We’ve published a few blog posts about Venice already, but I’d like to take a moment to go over the way that Venice works for ingesting and serving data from Hadoop. The big difference between Venice and Voldemort Read-Only is the ingestion path. The Voldemort Read-Only Build and Push job builds an indexed database file on Hadoop for each database partition, and loads all of those partitions onto the various storage nodes in the cluster. Venice uses Kafka as a sort of write buffer. Any system that writes to Venice does so by writing to a Kafka topic, and the Venice storage nodes consume from that Kafka topic, persisting each record locally in order to serve queries.

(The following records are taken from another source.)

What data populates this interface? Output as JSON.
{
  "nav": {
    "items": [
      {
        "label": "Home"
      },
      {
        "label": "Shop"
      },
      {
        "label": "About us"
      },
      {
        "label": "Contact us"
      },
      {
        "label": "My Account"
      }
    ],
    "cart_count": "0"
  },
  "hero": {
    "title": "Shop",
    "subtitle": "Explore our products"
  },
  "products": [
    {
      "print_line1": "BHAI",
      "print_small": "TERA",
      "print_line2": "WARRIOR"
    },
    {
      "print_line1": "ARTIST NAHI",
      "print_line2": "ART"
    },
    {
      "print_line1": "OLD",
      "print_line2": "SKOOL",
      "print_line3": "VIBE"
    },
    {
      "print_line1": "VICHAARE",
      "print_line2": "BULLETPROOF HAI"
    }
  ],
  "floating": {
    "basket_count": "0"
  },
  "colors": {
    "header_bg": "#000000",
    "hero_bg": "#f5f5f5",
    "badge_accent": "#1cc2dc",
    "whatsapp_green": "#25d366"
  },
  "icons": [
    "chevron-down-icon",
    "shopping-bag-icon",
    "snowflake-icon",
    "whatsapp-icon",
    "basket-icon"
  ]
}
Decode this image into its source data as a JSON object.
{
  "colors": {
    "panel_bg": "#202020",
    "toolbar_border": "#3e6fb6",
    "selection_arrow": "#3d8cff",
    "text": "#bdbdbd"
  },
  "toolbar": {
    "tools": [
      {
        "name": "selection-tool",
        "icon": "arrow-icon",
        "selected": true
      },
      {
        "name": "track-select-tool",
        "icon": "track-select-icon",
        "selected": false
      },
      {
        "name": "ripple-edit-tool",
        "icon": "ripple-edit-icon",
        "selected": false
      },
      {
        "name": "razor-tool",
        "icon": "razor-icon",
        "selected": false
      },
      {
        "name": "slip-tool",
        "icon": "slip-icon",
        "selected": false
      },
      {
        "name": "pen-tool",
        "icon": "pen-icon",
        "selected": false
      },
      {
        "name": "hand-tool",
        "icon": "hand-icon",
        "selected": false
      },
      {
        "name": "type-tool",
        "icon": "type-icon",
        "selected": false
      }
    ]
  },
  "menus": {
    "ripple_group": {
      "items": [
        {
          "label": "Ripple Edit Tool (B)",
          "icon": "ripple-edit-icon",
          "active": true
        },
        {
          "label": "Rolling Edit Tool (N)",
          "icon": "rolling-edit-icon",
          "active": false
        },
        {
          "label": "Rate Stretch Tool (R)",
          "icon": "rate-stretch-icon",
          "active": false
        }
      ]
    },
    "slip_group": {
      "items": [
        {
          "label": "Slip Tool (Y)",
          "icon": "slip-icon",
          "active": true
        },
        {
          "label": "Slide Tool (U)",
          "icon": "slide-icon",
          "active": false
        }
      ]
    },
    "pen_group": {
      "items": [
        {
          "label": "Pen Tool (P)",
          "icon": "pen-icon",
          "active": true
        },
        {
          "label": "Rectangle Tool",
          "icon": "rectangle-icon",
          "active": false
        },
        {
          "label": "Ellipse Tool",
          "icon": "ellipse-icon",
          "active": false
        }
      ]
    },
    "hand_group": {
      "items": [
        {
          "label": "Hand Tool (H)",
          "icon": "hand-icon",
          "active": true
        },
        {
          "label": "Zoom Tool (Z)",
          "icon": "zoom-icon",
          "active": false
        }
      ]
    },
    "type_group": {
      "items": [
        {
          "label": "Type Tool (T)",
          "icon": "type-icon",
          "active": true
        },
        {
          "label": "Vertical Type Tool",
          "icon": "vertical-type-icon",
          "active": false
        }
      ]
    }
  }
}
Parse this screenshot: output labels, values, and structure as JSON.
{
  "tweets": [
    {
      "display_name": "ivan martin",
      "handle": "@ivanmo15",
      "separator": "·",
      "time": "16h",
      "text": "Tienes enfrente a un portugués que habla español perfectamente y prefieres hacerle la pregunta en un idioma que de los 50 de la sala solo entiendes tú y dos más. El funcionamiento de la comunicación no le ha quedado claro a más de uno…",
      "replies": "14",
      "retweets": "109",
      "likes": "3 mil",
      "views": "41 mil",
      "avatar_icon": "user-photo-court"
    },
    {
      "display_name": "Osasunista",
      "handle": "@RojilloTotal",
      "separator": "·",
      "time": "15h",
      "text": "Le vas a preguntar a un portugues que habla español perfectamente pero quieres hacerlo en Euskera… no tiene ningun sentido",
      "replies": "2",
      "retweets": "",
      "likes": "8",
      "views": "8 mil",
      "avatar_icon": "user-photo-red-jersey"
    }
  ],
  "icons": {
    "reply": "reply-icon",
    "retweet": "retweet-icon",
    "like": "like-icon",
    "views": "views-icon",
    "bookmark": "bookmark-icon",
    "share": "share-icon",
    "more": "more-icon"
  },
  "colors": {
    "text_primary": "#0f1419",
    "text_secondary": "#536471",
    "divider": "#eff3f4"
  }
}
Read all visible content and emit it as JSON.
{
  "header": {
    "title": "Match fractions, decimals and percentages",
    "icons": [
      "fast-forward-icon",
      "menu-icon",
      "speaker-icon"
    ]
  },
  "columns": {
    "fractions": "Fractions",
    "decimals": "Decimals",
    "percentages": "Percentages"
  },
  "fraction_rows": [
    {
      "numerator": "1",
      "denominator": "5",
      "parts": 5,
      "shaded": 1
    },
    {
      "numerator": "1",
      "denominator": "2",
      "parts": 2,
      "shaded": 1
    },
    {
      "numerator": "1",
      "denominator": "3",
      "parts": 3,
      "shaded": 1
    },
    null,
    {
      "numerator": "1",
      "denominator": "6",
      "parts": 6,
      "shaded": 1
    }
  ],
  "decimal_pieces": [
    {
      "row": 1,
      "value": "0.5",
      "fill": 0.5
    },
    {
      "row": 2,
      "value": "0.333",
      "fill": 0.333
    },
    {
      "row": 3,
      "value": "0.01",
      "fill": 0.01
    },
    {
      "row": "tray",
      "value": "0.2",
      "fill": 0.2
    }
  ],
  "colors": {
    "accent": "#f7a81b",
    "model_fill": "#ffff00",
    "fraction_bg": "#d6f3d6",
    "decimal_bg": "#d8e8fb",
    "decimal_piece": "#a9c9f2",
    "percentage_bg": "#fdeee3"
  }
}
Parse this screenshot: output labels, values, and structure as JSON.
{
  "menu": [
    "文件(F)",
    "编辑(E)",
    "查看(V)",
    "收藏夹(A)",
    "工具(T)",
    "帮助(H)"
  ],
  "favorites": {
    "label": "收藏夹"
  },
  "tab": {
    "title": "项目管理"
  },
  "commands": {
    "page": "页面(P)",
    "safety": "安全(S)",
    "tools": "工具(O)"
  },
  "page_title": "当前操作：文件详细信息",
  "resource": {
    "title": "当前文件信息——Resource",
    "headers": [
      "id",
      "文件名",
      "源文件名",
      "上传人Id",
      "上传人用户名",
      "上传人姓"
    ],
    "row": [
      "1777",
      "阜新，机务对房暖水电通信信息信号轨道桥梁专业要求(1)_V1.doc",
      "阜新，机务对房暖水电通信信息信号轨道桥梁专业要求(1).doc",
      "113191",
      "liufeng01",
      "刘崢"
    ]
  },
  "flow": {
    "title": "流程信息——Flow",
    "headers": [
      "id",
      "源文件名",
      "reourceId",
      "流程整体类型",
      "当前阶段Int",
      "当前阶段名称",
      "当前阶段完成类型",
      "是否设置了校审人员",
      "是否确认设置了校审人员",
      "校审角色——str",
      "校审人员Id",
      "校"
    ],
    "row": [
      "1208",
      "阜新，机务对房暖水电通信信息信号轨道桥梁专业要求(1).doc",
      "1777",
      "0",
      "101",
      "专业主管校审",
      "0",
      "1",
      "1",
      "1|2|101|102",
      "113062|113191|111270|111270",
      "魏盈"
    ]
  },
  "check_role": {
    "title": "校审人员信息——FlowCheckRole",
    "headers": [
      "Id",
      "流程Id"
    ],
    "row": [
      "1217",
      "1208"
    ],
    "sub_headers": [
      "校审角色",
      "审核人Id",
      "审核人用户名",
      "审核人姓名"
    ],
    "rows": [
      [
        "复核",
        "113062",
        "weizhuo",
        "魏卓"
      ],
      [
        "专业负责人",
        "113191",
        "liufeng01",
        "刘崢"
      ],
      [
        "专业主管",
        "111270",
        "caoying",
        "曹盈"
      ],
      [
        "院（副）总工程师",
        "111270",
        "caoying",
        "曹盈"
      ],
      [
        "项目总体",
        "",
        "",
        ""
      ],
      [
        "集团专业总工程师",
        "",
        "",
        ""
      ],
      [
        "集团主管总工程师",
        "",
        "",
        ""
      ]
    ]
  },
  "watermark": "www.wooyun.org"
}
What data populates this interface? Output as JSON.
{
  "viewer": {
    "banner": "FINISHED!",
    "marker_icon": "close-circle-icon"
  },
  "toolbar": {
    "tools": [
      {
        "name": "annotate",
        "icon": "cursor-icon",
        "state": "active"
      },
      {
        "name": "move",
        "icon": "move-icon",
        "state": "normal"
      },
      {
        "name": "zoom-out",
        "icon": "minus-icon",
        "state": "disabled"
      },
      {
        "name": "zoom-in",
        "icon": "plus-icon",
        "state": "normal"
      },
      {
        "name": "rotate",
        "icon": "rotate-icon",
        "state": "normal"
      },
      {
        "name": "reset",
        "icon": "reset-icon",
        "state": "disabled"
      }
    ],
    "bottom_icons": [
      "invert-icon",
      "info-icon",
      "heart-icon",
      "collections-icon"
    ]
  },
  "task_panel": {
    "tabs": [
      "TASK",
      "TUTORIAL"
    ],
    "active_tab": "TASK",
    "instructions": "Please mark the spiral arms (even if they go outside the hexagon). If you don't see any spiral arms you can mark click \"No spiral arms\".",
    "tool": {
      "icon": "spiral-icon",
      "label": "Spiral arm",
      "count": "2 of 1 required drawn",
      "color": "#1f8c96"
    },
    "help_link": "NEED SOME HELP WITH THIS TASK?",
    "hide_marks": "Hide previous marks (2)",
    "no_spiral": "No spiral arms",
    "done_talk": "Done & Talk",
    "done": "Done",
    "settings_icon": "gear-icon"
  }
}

The core resource in Venice is a store. A store has schemas, owners, and is isolated from other stores. A store represents a single use case for a team using Venice. When a team pushes a dataset into their Venice store, they create a new version of that store. Every bulk push of data into Venice is a complete snapshot of the dataset. Before starting the push, Venice allocates a new Kafka topic and provides that topic to the system pushing data. We do bulk data pushes from Hadoop, and the push is a MapReduce job. That job uses a defined partitioning strategy to partition all of the records across the different partitions of the Kafka topic. Now that the data is flowing into Kafka, the Venice storage nodes start consuming that data. The physical instantiation of the store version in the Venice storage nodes is also partitioned and uses the same partitioning as we use in Kafka. This means that each partition of the store in Venice is able to consume from a corresponding partition in Kafka. For simplicity, the diagram below doesn’t illustrate the partitioning.